Dazi e rinnovabili: la transizione energetica rischia di rallentare
L’inasprimento delle tensioni commerciali globali potrebbe rallentare la diffusione del fotovoltaico e dei sistemi di accumulo energetico (Bess) negli Stati Uniti e in Europa, con un impatto stimato fino al -10% da qui al 2035. A calcolarlo è una nuova analisi di McKinsey.
Lo scenario peggiore ipotizzato dallo studio prevede dazi del 60% su tutti i prodotti cinesi importati negli Usa e del 20% su quelli provenienti da altri Paesi, mentre in Europa si parla di tariffe del 47,7% su moduli solari e batterie cinesi. In questo contesto, gli impianti solari negli Usa subirebbero un calo del 9% rispetto alle proiezioni attuali, mentre nell’Ue il calo sarebbe del 7%. Più pesante l’effetto sullo storage: i sistemi Bess europei potrebbero contrarsi fino al 10%.
Tuttavia, anche in presenza di tariffe, la transizione energetica non si fermerebbe. Merito della forte riduzione dei costi delle tecnologie tra il 2022 e il 2023, che consente – secondo McKinsey – di ipotizzare comunque una crescita oltre il doppio della capacità fotovoltaica installata rispetto ai livelli attuali.

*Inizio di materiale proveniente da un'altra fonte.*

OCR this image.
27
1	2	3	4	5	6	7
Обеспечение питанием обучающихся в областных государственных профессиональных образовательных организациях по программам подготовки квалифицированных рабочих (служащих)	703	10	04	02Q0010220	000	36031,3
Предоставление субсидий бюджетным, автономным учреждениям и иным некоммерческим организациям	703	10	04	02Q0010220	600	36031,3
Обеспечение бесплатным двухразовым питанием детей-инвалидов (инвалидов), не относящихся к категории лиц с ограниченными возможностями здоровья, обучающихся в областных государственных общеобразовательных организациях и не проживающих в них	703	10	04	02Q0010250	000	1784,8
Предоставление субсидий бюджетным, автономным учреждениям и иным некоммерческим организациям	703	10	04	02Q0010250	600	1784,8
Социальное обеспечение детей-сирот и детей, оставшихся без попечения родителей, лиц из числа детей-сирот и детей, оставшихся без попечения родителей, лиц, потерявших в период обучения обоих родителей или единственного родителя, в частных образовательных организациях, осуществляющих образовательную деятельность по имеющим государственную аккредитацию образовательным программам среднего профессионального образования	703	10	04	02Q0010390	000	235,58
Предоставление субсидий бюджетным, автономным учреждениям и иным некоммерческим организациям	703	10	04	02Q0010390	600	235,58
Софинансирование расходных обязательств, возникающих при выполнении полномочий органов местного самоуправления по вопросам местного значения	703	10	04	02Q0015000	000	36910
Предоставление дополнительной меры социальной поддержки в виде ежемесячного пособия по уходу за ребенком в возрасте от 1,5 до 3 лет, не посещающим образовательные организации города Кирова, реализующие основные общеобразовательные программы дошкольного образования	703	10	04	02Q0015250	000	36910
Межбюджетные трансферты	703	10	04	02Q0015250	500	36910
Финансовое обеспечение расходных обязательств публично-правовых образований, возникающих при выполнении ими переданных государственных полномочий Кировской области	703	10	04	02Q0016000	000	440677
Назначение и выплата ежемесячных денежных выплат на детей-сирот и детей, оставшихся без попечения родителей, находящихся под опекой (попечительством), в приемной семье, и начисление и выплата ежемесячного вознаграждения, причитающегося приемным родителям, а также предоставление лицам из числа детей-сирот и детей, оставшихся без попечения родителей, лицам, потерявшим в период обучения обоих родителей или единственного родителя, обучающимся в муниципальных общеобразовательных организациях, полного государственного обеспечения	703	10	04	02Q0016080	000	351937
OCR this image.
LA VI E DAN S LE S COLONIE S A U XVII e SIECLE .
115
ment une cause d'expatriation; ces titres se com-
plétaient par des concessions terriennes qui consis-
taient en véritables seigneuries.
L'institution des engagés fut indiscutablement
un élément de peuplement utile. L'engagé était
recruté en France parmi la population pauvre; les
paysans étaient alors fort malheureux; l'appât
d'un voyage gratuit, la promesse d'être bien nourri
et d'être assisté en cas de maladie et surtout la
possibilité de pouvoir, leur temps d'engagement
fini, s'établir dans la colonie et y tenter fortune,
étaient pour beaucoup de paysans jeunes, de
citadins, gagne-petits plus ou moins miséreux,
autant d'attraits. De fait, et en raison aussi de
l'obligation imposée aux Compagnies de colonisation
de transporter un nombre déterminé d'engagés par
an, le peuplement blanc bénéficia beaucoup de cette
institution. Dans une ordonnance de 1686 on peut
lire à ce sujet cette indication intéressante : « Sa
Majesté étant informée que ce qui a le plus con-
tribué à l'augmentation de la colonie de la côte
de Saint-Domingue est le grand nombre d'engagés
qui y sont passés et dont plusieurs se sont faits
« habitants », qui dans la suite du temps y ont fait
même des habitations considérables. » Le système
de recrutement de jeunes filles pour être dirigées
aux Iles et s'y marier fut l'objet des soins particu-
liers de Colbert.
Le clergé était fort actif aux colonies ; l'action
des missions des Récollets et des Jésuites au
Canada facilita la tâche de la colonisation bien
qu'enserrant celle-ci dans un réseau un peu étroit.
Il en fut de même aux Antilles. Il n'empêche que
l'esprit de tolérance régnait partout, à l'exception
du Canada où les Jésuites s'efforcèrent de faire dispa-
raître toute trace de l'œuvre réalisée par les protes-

Nel caso di uno scenario intermedio, simile a quello di fine 2024, si prevede che l’Ue raggiungerà 750 GW di capacità solare installata entro il 2035, mentre gli Stati Uniti arriveranno a 553 GW. Se invece si concretizzasse un ritorno a misure più protezionistiche (20% di dazi su merci cinesi, 25% su quelle canadesi e messicane e tariffe medie del 52% per i moduli dal Sud-est asiatico), la capacità solare americana si fermerebbe a 512 GW, mentre quella europea resterebbe invariata.
Sul fronte dell’accumulo, l’Europa potrebbe quintuplicare la capacità Bess nei prossimi dieci anni, grazie a una catena di approvvigionamento più diversificata rispetto al fotovoltaico. Sebbene la Cina sia dominante in entrambi i settori, le materie prime per le batterie (come litio e cobalto) provengono anche da America Latina, Africa e Australia.
McKinsey conclude che l’effetto complessivo delle tariffe sarà soprattutto quello di aumentare l’incertezza e i costi della transizione energetica, rallentandone i tempi senza però comprometterne del tutto l’obiettivo.